FLICKR COMMONS/Ted Eytan
I am writing in response to the University’s recent decision to invite Immigration and Customs Enforcement (ICE) to table at the St John’s Career Fair, an invitation that was maintained despite student and faculty objections and demonstrations. Although I am glad to hear that ICE has decided not to attend the fair, I think it is worth reflecting on why this decision has resonated so strongly with so many.
As a teacher of First Year Writing at the Institute for Core Studies, I always center my classes around travel and travel writing. It is often that first travel experience that stays with students. It’s a wonderful entry point into larger questions of identity and culture. I ask that students focus particularly on the passport — that government-issued document — as a way of reflecting critically on this sense of identity and the larger structural issues of travel that it reveals.
There is always a point during the semester, though, where differences emerge regarding these travel experiences. And it is always students of color (especially Muslim students) who recount instances at checkpoints when they were pulled out of line by TSA or when their luggage was more closely scrutinized, and so forth. It never fails. We can say that border security is apolitical, that it is colorblind, but this does not change the consistency of these stories or who these security measures impact most directly. Hearing these stories — actually listening to students — you can understand the legitimate complaints they have when they hear that an organization like ICE, which operates with a similar mandate, will be tabling on campus.
This issue is personal to me as well. Down where I live, in Bay Ridge, Brooklyn, we have had several well-publicized instances where ICE has tried to deport members of our community. One was the story of Joe Chen, a long-time resident of Bay Ridge, congregant of the Good Shepherd Lutheran Church. He was a husband and father to two small children, and an undocumented immigrant, who was being threatened with deportation during his regular ICE check-in (an absurd ritual that he has dutifully performed for years).
The other story, which gained national attention, was that of Pablo Villavicencio, the pizza delivery man who was detained at the Fort Hamilton Army base because he did not have the proper documents. He was turned over to ICE by the Military Police, detained for over a month — a month apart from his wife and children — and threatened with deportation.

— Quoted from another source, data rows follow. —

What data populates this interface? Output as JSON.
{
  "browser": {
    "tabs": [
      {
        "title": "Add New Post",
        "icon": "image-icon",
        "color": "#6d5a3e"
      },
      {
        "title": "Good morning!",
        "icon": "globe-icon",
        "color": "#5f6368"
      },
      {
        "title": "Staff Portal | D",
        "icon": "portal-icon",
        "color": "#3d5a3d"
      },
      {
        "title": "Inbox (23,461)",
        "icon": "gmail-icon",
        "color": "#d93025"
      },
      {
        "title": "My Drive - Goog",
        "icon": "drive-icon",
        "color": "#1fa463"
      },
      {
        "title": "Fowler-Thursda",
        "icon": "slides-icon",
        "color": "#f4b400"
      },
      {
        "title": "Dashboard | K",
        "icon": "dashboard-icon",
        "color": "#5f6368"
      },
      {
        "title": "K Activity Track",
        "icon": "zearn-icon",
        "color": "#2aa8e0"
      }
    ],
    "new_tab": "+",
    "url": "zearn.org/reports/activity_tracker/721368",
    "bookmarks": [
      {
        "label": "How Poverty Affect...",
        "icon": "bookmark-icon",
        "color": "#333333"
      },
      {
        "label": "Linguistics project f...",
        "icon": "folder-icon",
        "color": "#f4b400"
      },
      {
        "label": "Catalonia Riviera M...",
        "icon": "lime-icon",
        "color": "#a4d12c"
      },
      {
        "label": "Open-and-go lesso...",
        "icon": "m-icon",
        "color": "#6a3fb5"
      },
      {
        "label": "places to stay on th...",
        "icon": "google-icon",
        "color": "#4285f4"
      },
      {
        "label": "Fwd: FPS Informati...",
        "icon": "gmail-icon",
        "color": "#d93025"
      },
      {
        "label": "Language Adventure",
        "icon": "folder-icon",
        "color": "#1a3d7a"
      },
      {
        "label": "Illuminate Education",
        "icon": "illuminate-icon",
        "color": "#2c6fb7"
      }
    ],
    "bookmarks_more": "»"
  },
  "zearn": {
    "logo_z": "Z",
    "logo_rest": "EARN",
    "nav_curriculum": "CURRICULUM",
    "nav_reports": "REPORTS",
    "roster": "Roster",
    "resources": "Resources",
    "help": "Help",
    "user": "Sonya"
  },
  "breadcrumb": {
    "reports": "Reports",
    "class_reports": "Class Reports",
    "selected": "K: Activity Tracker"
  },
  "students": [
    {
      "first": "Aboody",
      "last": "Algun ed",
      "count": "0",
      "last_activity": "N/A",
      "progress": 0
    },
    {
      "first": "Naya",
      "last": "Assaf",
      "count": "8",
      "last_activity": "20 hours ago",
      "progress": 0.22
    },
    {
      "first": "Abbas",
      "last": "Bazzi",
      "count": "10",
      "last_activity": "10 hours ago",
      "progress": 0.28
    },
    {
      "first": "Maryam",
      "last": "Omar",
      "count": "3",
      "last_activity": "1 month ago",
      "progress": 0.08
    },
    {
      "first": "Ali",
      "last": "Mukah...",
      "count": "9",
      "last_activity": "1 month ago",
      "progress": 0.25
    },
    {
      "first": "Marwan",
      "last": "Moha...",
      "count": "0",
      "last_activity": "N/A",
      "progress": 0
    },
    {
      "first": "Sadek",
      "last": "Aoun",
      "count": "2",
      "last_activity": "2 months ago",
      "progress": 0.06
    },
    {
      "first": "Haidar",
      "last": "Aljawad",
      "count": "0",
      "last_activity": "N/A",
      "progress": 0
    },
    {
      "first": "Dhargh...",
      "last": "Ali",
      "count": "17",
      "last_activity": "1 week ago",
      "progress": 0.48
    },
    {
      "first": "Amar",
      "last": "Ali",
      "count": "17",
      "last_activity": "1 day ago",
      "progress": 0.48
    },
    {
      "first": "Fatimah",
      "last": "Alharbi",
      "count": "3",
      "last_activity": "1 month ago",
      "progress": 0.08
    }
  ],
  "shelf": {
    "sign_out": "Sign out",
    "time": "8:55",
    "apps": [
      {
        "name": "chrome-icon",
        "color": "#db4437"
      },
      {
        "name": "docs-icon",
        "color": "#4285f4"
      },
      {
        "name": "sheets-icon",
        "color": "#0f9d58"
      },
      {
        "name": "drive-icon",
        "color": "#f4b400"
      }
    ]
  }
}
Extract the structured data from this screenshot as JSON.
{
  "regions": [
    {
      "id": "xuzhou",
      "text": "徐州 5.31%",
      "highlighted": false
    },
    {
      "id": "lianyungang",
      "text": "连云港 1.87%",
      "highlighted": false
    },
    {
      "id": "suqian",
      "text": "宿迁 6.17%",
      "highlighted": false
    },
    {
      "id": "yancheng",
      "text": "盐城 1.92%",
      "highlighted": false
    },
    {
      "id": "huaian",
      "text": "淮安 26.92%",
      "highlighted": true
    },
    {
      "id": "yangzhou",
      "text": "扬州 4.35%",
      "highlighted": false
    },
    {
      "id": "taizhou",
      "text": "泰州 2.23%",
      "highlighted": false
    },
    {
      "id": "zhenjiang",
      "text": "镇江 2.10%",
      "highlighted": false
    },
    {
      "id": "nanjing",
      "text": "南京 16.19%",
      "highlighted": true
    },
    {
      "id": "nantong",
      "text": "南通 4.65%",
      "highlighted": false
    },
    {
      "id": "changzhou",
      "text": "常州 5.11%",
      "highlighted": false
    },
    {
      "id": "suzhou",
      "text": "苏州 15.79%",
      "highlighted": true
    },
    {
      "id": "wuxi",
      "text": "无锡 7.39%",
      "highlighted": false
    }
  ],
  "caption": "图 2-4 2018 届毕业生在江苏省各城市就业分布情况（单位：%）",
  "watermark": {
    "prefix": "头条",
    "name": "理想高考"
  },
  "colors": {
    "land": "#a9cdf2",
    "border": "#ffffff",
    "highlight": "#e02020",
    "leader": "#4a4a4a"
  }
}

The Bay Ridge community came out each time in support of these men. We worked with local churches, social justice organizations, as well as the New Sanctuary Coalition (NSC) in order to bring attention to these cases. Community members accompanied Joe to his ICE check-in, participated in the “Jericho Walk,” and organized rallies in support of Pablo, working alongside the Legal Aid Society and other organizations. In both cases they were granted a stay and, in Pablo’s case, ordered released from detention. These stories had happy endings. So many more do not. Without such organizing and without the kind of moral leadership that we saw from local residents, churches, religious organizations, and political leaders there would have been two more families separated for reasons that remain difficult to defend. The conversations in my community have now turned to the difficult work of building sanctuaries, even as ICE continues to expand its operations and push its’ mandate. In this light, the student response to the events on campus were heartening to say the least.
The freedom and benefits of travel and mobility are key to the St John’s mission and to its identity as a global institution as we see with the premium that we put on Study Abroad, for example. This is because travel brings with it a change in perspective and an increase of knowledge about the world that cannot be obtained through books alone. But as we send students across the globe, we need also to be mindful (and make them mindful if they are not already), of how we are treating and talking about those who come across our borders, whether for opportunity or for refuge.
In these days of walls and bans, what message are we sending students? How are we living up to our mission when we point them not towards careers which benefit from travel but careers in which they are being asked to curtail the mobility and freedoms of others?